# Finding an Expression as an Elementary Function for a Power Series

Consider $$h(z)=\sum_{n=1}^{\infty}\frac{(z-2)^n}{n}.$$ I wish to find an expression for $$h$$ as an elementary function.

This question has me stumped. I considered another function, $$f(z)=\sum_{n=1}^{\infty} n(z-2)^n.$$ This is much easier to express as an elementary function, as $$f(z)=\sum_{n=1}^{\infty} n(z-2)^n=(z-2)\frac{d}{dz}\sum_{n=1}^{\infty} (z-2)^n=\frac{z+3}{(z+2)^2}.$$ But for the function $$h$$, I cannot see a similar technique or a manipulation to yield such a function.

I would really appreciate a hint.

• – gammatester Oct 22 '18 at 8:41
• Thank you for the hint, I had not considered this. Despite this, I still can't yield an answer.
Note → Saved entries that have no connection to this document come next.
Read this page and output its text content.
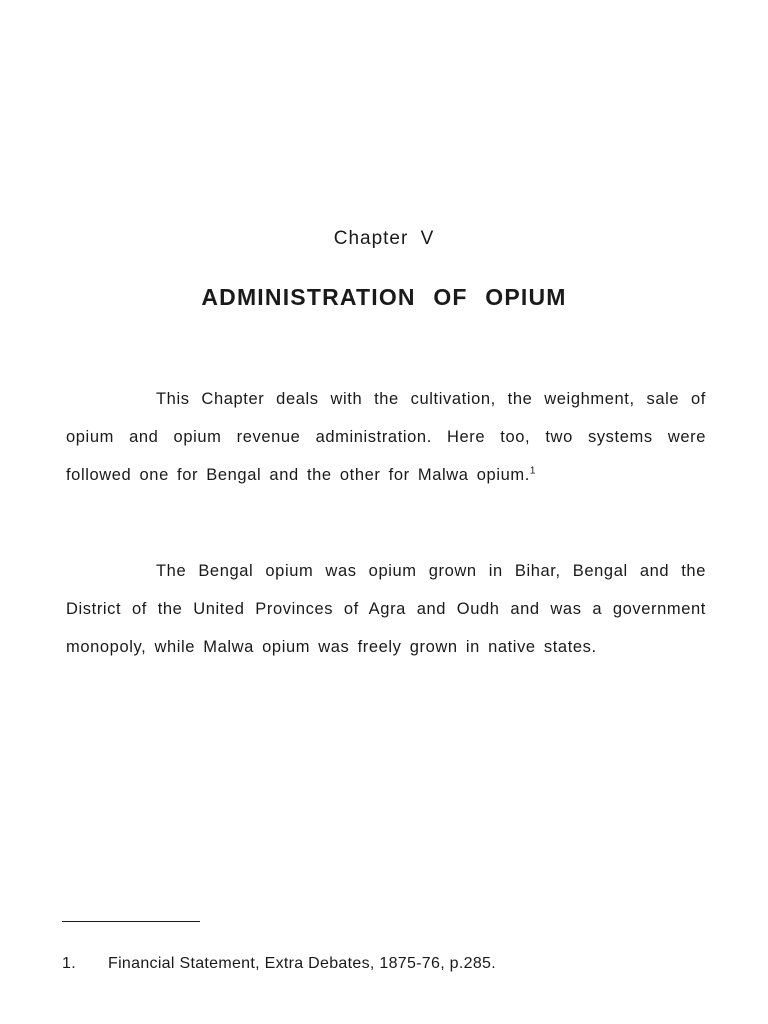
Chapter V
ADMINISTRATION OF OPIUM

This Chapter deals with the cultivation, the weighment, sale of opium and opium revenue administration. Here too, two systems were followed one for Bengal and the other for Malwa opium.$^1$

The Bengal opium was opium grown in Bihar, Bengal and the District of the United Provinces of Agra and Oudh and was a government monopoly, while Malwa opium was freely grown in native states.

1. Financial Statement, Extra Debates, 1875-76, p.285.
I'm open to additional help if you are willing. – JulianAngussmith Oct 22 '18 at 8:54

Hint: formally $$h'(z)=\sum (z-2)^{n-1}$$. Calculate this sum and integrate. The answer is $$Log (3-z)$$ for $$|z-2| <1$$ where $$Log$$ is the principle branch of logarithm. You have to have some knowledge of logarithms in the complex plane to answer this question.

• Does this give $-\ln|3-z|-\ln|z-2|+C$? – JulianAngussmith Oct 22 '18 at 9:11
• No, the sum of the series is not a real valued function. Please see my revised answer. – Kavi Rama Murthy Oct 22 '18 at 9:16
• I believe I have calculated the sum incorrectly. I have that $$h(z)=\int\sum_{n=1}^{\infty} (z-2)^{n-1} \ dz=\int\sum_{n=0}^{\infty} (z-2)^n-\frac{1}{z-2} \ dz.$$ – JulianAngussmith Oct 22 '18 at 9:19

Taking the convergent part of this sum and making

$$y = z-2$$

we have

$$h(y) = \sum_{k=1}^{\infty}\frac{y^k}{k} = \int_0^y\sum_{k=0}^{\infty}\zeta^kd\zeta = \int_0^y\frac{d\zeta}{1-\zeta}$$

• Why does $$\sum_{k=1}^{\infty}\frac{y^k}{k}=\int\sum_{k=0}^{\infty} y^k\ dy?$$ – Bell Oct 22 '18 at 9:41
• @Cesareo I don't understand how the second line of equations works. For instance, as $$\frac{y^k}{k} =\int y^{k-1} \ dy \ \ \text{doesn't this imply that} \ \ \sum_{k=1}^{\infty}\frac{y^k}{k}=\int\sum_{k=1}^{\infty}y^{k-1} \ dy?$$ – JulianAngussmith Oct 22 '18 at 23:00
• @JulianAngussmith $y^0+y^1\Rightarrow\int_0^y\Rightarrow\frac{y^1}{1}+\frac{y^2}{2}$ – Cesareo Oct 22 '18 at 23:26
• Is a definite integral necessary for this problem? – JulianAngussmith Oct 23 '18 at 0:29

Hint:

Instead of looking at $$h$$, first try to calculate what $$\frac{\partial h}{\partial z}$$ would be.